Virginia lawmakers are evaluating whether all of the state tax preferences enacted over the years are being effectively used—as well as their potential impact on revenues. The Joint Legislative Audit and Review Commission has identified 187 credits, deductions, sales tax exemptions, and other tax breaks … but the watchdog agency says only some work the way they were intended.
Many tax preferences, such as sales-tax relief for food, were enacted to achieve policy goals of providing financial assistance or promoting desirable activities. In 2008, they reduced taxpayer liability by $2.9 billion. But JLARC Project Leader Ellen Miller said some to provide tax breaks for people with lower incomes also helped others:
“Only two preferences, the age deduction and low income tax credit, did so efficiently and provided the majority share of the reduced liability to intended beneficiaries,” said Miller.
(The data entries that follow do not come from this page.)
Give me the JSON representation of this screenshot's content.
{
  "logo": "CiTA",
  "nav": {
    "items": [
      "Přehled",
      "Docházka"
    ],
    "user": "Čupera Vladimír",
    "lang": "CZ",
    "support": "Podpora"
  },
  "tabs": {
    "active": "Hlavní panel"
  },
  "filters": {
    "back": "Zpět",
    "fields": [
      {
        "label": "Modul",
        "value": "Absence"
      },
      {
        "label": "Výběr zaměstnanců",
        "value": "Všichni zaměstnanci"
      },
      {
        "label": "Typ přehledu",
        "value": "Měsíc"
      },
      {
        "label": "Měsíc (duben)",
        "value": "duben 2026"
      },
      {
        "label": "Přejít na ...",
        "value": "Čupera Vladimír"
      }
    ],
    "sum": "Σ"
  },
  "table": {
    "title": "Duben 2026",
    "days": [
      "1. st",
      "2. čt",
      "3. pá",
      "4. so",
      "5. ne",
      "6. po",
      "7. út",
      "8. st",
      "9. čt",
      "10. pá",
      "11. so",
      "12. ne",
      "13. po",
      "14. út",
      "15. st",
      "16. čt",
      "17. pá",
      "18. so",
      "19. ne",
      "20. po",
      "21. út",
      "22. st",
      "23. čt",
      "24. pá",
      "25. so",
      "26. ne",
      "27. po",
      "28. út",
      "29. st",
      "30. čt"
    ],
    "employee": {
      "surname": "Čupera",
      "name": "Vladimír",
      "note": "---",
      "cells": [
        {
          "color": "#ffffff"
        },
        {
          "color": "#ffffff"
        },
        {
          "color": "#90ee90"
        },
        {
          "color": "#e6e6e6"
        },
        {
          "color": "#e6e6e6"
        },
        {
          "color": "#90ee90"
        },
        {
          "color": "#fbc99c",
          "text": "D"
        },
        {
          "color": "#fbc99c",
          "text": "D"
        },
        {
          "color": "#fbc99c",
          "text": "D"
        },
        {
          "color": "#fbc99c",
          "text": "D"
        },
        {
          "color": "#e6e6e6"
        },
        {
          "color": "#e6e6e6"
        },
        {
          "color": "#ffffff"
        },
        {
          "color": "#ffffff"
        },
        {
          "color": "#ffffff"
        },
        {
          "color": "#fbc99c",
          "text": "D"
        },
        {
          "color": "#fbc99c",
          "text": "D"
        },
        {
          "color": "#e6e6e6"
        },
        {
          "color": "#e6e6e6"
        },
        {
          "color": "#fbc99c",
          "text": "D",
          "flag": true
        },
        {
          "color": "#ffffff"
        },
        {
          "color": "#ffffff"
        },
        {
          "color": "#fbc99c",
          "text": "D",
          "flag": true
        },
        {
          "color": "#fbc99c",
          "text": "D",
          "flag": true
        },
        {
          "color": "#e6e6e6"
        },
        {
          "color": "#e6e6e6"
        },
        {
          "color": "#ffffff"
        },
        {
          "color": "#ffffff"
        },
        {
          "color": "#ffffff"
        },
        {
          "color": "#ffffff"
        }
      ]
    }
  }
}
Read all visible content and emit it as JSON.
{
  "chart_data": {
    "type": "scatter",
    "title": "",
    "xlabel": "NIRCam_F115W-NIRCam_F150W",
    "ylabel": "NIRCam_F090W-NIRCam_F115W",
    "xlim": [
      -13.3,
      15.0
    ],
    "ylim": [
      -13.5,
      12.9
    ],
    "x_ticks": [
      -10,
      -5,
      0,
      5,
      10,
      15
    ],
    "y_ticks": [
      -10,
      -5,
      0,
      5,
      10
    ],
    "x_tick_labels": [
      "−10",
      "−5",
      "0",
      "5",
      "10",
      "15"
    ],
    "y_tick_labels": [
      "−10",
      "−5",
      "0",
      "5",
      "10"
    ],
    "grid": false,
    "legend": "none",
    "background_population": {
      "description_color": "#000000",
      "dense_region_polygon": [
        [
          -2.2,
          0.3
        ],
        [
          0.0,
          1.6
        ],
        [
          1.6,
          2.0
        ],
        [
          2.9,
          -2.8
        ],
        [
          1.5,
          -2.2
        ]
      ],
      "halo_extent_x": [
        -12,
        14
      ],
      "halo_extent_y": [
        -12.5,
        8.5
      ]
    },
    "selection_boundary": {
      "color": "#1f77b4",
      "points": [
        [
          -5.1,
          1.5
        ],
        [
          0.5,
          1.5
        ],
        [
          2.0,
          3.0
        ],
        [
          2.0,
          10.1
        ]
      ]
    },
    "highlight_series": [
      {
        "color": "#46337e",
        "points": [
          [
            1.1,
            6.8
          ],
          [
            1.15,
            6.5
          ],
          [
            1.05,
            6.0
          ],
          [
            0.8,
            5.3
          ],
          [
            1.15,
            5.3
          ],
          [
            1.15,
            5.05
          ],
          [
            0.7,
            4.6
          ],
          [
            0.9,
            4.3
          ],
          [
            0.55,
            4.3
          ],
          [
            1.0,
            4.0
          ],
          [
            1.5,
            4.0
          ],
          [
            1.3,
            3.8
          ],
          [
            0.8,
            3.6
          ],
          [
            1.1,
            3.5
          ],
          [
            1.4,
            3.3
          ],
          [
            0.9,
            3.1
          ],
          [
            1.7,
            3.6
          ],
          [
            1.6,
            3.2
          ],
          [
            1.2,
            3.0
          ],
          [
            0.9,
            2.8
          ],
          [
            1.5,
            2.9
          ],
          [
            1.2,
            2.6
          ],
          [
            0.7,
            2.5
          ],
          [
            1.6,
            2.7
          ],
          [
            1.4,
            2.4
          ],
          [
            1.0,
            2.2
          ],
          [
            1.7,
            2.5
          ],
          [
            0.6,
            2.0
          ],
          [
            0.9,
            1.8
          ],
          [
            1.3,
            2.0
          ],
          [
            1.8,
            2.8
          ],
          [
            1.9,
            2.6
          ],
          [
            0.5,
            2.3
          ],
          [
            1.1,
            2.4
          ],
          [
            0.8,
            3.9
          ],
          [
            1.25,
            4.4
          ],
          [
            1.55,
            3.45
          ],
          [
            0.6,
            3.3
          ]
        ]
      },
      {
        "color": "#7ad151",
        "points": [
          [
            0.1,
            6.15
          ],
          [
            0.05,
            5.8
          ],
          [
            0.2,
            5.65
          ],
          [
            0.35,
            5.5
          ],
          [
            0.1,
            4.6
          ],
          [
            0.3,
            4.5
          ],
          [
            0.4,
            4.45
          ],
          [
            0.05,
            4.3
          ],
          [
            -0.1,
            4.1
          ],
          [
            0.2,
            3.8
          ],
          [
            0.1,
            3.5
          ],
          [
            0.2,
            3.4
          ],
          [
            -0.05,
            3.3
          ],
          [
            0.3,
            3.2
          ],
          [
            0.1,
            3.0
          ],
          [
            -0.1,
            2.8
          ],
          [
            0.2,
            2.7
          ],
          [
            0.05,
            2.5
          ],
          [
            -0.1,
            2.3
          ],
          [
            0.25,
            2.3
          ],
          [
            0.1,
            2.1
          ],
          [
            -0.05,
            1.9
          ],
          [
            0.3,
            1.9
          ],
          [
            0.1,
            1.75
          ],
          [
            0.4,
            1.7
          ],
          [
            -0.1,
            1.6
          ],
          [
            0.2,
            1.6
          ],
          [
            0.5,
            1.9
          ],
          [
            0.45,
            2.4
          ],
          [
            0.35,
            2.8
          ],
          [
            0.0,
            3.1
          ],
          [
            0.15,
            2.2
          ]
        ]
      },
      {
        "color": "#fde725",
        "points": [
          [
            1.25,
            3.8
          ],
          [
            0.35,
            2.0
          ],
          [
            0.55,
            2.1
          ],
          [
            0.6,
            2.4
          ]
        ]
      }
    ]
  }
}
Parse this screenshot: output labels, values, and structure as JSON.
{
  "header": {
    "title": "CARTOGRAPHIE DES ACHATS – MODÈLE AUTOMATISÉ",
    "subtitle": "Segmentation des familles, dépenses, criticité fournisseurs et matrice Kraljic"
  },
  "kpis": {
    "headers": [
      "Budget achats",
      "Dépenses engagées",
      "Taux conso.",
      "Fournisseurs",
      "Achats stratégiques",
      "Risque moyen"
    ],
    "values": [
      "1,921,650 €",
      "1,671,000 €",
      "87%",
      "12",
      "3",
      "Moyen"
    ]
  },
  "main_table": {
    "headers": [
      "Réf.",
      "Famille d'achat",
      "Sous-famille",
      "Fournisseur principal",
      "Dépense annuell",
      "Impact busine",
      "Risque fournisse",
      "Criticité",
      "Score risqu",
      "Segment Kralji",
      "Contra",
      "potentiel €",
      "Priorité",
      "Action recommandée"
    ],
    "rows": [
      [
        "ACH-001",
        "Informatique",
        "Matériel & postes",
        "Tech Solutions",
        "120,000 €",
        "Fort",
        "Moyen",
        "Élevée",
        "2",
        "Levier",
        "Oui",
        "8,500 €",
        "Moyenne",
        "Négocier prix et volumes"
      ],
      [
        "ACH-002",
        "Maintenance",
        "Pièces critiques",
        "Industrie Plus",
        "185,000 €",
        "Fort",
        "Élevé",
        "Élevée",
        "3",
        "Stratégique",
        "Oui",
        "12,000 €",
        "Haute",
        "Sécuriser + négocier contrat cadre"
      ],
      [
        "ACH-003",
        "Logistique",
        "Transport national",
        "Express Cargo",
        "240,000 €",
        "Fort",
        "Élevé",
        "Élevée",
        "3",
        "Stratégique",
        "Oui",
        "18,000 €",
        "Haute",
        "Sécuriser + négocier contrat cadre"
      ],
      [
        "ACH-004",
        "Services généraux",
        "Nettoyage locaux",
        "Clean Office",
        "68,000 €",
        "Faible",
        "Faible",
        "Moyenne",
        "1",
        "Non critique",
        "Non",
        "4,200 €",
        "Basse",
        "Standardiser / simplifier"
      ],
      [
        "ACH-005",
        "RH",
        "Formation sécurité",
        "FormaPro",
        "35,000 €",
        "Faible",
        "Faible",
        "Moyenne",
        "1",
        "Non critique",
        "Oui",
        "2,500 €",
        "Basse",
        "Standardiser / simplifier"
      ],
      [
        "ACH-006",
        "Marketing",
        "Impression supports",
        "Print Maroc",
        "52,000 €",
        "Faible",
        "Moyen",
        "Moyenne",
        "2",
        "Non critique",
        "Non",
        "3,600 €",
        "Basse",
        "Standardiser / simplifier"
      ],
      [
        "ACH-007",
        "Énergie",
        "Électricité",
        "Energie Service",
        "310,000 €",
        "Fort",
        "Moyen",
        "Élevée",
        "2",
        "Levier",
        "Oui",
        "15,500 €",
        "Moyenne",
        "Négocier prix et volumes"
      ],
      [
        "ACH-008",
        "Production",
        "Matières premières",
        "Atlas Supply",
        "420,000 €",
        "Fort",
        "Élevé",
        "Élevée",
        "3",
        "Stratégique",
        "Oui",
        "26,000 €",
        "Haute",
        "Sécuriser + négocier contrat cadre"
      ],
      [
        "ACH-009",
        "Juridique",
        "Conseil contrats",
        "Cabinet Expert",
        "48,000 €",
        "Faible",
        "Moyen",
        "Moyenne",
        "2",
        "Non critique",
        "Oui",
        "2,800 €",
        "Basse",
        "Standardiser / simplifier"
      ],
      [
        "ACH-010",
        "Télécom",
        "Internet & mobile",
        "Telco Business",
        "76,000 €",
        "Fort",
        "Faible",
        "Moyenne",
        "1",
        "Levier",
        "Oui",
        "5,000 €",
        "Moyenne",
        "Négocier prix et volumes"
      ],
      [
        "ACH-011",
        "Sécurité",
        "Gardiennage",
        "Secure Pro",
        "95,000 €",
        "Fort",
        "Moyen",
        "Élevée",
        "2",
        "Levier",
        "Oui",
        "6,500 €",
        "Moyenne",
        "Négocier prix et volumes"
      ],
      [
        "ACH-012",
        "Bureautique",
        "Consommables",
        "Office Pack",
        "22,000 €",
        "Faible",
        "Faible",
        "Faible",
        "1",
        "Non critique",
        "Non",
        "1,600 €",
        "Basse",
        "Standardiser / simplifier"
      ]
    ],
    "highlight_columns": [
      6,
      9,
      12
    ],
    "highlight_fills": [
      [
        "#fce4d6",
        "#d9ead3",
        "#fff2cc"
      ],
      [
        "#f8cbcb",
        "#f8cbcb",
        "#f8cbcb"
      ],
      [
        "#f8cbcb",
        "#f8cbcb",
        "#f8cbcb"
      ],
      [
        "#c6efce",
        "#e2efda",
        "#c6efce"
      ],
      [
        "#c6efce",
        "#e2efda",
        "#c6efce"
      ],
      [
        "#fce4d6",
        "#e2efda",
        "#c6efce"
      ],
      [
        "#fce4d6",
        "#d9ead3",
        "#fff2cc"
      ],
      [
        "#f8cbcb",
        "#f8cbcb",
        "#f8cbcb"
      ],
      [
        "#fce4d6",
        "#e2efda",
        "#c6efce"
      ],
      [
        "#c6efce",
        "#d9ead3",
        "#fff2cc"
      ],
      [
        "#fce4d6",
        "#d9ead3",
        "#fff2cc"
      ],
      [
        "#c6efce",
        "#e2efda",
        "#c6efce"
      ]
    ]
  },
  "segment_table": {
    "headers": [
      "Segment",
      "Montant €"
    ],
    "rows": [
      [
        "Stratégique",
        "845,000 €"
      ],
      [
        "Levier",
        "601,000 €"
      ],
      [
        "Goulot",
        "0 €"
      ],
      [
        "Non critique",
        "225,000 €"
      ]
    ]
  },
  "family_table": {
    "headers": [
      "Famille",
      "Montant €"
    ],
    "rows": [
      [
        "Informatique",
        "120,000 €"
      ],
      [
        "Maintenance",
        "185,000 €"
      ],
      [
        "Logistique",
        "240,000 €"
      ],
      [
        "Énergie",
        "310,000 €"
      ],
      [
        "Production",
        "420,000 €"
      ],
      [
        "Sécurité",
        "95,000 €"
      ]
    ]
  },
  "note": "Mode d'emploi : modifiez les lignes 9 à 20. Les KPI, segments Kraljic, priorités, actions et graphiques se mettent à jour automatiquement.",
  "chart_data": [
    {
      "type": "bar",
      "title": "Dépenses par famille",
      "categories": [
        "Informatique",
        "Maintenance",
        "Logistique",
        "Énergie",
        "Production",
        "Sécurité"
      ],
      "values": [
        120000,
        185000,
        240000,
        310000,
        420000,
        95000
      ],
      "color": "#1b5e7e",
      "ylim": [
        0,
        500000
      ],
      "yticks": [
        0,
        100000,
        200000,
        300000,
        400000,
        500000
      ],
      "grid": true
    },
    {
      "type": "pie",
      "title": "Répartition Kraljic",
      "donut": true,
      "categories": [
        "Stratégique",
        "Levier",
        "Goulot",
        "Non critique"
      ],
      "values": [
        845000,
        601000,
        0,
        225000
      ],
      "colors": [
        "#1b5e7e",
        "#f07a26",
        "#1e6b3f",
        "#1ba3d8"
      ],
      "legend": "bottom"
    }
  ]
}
Miller said the land conservation and historic rehabilitation credits did promote those activities. Tax breaks to help save for college were only somewhat effective. “In contrast, we found that preferences promoting the coal industry, nonprofit activity, and long-term care insurance were unlikely to achieve their goal.”
The worker retraining credit was too small to promote retraining. The report recommends creating an oversight panel to assess all preferences. Some advocates are calling for repeal of tax “loopholes”—to fund services with the revenue that’s saved.